Sotto una pietra, gli archeologi hanno rinvenuto i resti scheletrici di un uomo. Intorno, erano disposti diversi oggetti funerari: una ciotola per l’incenso e una brocca in terracotta. Tuttavia, ciò che ha destato maggiore interesse è stato un piccolo oggetto nascosto sotto il mento dello scheletro. Questo reperto è un amuleto d’argento. Conosciuto anche come filatterio. Si tratta di una minuscola scatola quadrata che in genere conteneva strisce di pergamena incise con versetti biblici. Tutto lascia supporre che il defunto portasse l’amuleto al collo, il che suggerisce con grande probabilità che fosse un Cristiano. Un dettaglio notevole, poiché il Cristianesimo, all’epoca, era ancora perseguitato.

Questo amuleto, noto come «Frankfurter Silberinschrift» («Iscrizione d’Argento di Francoforte»), conteneva una sottile lamina d’argento arrotolata con un’incisione. A motivo della fragilità e delle dimensioni ridotte dell’oggetto, la decifrazione dell’iscrizione ha richiesto l’utilizzo di tecnologie avanzate. Nel maggio 2024, grazie a una tomografia computerizzata ad altissima risoluzione effettuata presso il Leibniz-Zentrum für Archäologie (LEIZA) di Magonza, è stato possibile creare un modello 3D dell’amuleto e «srotolare» virtualmente la lamina, rivelando 18 righe di testo in latino.
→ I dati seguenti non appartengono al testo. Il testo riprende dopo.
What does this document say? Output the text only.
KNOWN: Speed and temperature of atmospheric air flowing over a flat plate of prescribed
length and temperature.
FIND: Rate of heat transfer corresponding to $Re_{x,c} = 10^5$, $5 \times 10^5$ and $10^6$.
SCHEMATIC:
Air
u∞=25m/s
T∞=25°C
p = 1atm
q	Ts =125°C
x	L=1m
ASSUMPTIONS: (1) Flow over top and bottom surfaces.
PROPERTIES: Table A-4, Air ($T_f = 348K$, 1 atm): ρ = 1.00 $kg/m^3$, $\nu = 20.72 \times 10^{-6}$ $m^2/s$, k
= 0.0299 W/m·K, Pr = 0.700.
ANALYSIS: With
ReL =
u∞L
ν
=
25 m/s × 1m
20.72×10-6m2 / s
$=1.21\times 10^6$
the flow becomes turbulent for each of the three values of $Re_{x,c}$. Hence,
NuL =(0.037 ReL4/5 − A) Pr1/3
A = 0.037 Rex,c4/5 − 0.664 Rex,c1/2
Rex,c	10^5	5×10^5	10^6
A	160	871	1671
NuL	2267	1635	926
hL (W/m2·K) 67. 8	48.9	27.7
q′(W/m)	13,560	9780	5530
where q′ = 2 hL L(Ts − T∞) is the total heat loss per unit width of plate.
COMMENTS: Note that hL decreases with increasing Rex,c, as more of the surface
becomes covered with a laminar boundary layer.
L’iscrizione recita: «Nel nome di Gesù Cristo, Figlio di Dio, Signore del mondo», indicando chiaramente la fede cristiana del proprietario dell’amuleto.

Questo ritrovamento è significativo poiché retrodata la presenza del Cristianesimo a Nord delle Alpi di almeno 50-100 anni rispetto alle conoscenze precedenti.

Nel Regno Unito

– Hinton St. Mary (Dorset; Regno Unito). La diffusione del Cristianesimo in Inghilterra è documentata da alcune scoperte significative. Presso il British Museum (Londra) è conservata una delle prime immagini di Cristo. Si tratta di un mosaico (IV secolo dopo Cristo) scoperto in un piccolo abitato nella contea di Dorset: Hinton St. Mary. Questo reperto era posizionato in una villa. La figura di Gesù è presentata in modo autorevole, come un senatore romano. Il simbolo «Chi Ro», monogramma di Cristo, circonda il suo capo.

– Lullingstone (nel Kent; Regno Unito). Presso questa località si trova una delle prime chiese cristiane delle Isole Britanniche. Nel sito, gli ambienti liturgici sono ricavati da quelli di una precedente villa romana che apparteneva a una ricca famiglia. Tale nucleo trasformò poi la propria abitazione nella «casa-chiesa» del territorio.

In Ungheria

– Pécs (l’antica Sopianae romana; regione Baranya; Ungheria). In questa località si trova un cimitero paleocristiano. Il sito archeologico risale al IV secolo. La necropoli contiene molte tombe decorate, mausolei e cappelle funerarie. Sono stati individuati anche resti di piccole chiese, una realtà diffusa nei Balcani.

Nell’attuale Croazia

– Parenzo (oggi Poreč; Istria; Croazia). La prima versione della basilica venne dedicata a San Mauro di Parenzo. Risale alla seconda metà del IV secolo. Il pavimento mosaicato del suo oratorio, in origine parte di una grande casa romana, è ancora conservato nel giardino della chiesa. Questo oratorio venne ampliato nel corso dello stesso secolo trasformandolo in una chiesa composta da una navata e un’abside («basilicae geminae»). Il pesce (simbolo di Cristo) presente sul mosaico risale a quel periodo. Monete con l’effigie dell’Imperatore Valente (365-378), ritrovate nello stesso luogo, ne confermano la datazione.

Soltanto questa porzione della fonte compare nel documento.